Virtualized hardware simulation
Test environment that simulates hardware behavior without the physical device.
Test stand
A hardware/software/instrumentation setup used to run tests.
Test fixture
Physical or electrical setup that holds/connects hardware under test.
Instrumentation
Measurement/control equipment such as scopes, power supplies, sensors, or analyzers.
Acceptance criteria
The conditions a component or test must meet to be considered passing.
Flaky test
A test that sometimes passes and sometimes fails without a clear product change.
Common flaky test causes
Timing issues, race conditions, environment state, weak waits, hardware setup issues, or network instability.
Root cause analysis
Finding the underlying reason a failure happened, not just the symptom.
Regression
A bug that reappears or a feature that breaks after a change.

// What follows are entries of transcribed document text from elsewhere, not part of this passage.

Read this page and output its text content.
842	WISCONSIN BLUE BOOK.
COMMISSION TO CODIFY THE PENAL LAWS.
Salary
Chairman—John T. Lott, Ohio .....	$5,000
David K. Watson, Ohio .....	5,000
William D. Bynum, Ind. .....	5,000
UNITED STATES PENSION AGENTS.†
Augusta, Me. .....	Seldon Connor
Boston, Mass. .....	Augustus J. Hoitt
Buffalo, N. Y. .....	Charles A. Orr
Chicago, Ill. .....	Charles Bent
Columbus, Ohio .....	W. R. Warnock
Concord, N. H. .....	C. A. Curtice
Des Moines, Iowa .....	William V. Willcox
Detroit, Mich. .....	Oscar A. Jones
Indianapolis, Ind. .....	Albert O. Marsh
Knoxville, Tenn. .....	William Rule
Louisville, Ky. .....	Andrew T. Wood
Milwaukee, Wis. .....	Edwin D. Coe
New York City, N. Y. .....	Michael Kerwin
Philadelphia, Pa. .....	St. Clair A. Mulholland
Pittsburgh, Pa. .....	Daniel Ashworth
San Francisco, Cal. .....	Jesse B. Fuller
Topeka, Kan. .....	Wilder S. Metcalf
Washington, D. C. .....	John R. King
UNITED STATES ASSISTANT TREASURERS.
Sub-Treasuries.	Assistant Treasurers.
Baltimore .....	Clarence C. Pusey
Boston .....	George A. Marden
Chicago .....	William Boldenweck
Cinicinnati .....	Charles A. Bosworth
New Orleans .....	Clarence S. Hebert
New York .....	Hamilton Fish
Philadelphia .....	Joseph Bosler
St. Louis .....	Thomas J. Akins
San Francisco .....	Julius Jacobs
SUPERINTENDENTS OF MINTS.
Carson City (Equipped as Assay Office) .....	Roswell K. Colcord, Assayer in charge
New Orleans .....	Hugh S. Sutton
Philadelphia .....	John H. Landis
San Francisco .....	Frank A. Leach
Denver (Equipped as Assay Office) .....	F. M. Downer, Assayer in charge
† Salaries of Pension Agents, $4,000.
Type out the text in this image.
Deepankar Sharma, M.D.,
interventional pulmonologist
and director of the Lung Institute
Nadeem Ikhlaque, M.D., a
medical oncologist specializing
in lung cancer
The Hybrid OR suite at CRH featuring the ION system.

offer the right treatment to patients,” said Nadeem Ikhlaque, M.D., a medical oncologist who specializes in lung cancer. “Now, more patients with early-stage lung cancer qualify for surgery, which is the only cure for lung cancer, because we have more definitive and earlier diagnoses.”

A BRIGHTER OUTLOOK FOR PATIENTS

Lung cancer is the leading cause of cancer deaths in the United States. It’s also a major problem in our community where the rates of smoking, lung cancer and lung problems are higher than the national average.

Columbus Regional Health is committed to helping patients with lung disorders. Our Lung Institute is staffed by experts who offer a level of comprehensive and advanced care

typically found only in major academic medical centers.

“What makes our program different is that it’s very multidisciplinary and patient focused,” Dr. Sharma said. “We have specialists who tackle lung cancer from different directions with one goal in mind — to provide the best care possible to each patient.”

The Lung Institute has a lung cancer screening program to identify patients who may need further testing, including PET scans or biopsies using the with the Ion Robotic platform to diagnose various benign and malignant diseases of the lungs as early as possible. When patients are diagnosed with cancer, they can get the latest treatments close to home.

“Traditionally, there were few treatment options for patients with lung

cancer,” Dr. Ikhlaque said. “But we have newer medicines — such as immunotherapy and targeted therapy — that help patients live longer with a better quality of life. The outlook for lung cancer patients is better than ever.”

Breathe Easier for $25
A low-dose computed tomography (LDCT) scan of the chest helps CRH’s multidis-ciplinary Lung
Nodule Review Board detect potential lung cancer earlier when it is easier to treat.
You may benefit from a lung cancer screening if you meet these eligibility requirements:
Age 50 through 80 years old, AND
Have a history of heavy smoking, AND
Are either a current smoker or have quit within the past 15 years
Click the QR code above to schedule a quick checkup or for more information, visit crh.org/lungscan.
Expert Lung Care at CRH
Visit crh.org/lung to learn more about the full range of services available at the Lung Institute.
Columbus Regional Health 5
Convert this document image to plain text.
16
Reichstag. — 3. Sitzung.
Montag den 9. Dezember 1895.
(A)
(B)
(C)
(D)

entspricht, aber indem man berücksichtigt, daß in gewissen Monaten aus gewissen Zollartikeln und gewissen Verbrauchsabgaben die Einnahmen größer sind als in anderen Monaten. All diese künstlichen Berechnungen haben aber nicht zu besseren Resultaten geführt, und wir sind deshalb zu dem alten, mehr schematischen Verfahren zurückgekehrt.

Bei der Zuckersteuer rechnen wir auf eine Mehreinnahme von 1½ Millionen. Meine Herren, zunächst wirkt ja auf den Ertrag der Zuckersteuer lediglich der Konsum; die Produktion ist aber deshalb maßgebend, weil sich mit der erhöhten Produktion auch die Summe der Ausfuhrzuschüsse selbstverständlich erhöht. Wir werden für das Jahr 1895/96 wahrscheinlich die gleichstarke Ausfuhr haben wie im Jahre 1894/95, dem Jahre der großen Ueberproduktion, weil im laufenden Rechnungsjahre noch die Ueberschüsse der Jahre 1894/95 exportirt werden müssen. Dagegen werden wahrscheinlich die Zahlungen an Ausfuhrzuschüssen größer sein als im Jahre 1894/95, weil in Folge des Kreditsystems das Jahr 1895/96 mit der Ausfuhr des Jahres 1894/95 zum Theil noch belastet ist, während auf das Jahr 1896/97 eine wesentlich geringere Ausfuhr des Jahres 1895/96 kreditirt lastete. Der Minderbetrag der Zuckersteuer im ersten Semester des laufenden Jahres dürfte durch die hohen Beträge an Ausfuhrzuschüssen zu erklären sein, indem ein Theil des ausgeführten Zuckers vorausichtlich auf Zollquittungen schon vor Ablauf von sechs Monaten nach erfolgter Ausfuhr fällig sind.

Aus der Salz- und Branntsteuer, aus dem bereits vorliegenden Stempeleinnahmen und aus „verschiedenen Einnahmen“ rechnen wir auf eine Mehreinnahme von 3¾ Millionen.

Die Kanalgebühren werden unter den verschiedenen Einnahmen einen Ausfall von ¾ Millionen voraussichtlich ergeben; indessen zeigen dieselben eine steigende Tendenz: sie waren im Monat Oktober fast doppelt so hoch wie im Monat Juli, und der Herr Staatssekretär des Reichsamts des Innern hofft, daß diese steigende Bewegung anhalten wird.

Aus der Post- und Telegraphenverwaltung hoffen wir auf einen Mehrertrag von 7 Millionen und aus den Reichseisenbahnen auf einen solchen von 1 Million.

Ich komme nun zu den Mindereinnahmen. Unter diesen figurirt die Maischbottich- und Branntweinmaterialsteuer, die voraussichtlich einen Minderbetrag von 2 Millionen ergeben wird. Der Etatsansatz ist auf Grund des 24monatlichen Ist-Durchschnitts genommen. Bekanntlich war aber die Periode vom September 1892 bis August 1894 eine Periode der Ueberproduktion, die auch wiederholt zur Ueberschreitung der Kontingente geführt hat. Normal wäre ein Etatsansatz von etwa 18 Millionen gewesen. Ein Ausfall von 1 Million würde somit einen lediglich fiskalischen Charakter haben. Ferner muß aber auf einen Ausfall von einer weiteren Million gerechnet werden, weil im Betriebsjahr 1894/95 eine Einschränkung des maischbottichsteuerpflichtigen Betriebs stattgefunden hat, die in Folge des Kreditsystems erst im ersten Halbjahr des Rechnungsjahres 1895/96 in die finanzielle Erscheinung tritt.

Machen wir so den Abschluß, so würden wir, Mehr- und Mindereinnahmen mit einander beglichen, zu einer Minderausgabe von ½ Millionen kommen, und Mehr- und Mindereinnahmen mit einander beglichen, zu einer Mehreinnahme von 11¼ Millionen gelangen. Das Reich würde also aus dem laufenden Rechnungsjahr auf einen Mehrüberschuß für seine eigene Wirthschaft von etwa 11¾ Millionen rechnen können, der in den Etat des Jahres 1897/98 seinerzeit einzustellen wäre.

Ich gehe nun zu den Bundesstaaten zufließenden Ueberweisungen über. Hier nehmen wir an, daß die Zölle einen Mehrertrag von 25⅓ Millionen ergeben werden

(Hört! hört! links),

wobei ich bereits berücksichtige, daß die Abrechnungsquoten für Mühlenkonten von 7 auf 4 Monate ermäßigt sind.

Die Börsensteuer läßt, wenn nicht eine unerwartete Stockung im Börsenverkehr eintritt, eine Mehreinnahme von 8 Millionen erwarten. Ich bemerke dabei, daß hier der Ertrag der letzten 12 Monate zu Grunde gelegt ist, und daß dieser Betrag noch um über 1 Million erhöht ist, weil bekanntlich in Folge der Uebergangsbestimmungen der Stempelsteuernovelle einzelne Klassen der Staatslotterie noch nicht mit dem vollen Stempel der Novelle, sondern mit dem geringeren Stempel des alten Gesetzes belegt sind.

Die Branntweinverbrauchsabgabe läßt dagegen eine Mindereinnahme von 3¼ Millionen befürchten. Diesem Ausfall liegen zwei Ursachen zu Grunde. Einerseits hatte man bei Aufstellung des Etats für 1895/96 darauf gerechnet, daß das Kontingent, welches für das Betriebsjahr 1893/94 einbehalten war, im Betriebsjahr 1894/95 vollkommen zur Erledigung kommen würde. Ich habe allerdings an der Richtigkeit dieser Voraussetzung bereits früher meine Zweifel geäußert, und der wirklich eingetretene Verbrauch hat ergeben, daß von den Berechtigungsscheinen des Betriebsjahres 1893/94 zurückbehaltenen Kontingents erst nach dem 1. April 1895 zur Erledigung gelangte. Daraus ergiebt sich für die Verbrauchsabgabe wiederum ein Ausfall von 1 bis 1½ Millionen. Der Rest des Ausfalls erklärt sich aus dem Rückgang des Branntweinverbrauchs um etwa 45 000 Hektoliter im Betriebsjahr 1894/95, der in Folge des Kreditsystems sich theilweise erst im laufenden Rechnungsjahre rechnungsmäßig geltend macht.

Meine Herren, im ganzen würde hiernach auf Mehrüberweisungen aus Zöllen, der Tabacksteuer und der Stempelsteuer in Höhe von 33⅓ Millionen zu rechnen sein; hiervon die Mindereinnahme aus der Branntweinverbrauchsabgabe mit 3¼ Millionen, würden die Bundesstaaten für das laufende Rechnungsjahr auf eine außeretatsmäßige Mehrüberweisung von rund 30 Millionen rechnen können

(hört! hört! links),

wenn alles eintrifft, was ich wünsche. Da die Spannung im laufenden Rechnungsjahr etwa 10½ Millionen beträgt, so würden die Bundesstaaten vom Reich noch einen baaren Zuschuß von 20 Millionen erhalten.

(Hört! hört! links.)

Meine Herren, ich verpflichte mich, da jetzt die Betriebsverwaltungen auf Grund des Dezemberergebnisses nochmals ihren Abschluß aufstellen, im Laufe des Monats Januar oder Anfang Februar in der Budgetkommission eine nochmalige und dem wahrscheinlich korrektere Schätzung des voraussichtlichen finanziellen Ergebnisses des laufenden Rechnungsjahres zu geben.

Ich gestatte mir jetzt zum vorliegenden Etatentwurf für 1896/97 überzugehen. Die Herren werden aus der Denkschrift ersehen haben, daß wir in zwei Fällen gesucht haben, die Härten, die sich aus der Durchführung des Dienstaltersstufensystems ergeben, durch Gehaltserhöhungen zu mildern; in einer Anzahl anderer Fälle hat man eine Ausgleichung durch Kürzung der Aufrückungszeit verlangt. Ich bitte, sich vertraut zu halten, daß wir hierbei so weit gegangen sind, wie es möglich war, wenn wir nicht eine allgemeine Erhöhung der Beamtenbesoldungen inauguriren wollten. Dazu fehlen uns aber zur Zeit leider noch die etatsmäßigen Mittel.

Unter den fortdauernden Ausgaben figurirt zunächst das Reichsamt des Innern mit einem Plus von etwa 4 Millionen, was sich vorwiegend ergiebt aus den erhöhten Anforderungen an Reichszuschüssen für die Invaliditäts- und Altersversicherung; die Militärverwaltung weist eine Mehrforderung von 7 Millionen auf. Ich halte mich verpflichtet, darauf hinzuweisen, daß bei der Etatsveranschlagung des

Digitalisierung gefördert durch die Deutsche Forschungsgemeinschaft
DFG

CI / Continuous Integration
Automatically building and testing code after changes.
Jenkins
CI tool used to run builds, tests, scripts, and deployment steps.
Unit test
Test of a small isolated piece of code.
Integration test
Test that checks multiple components working together.
System test
Test of full system behavior.
End-to-end test
Test that exercises a full workflow like a real user/system.
Code coverage
Metric showing how much code is executed by tests.
Coverage threshold
Minimum required code coverage level before a build can pass.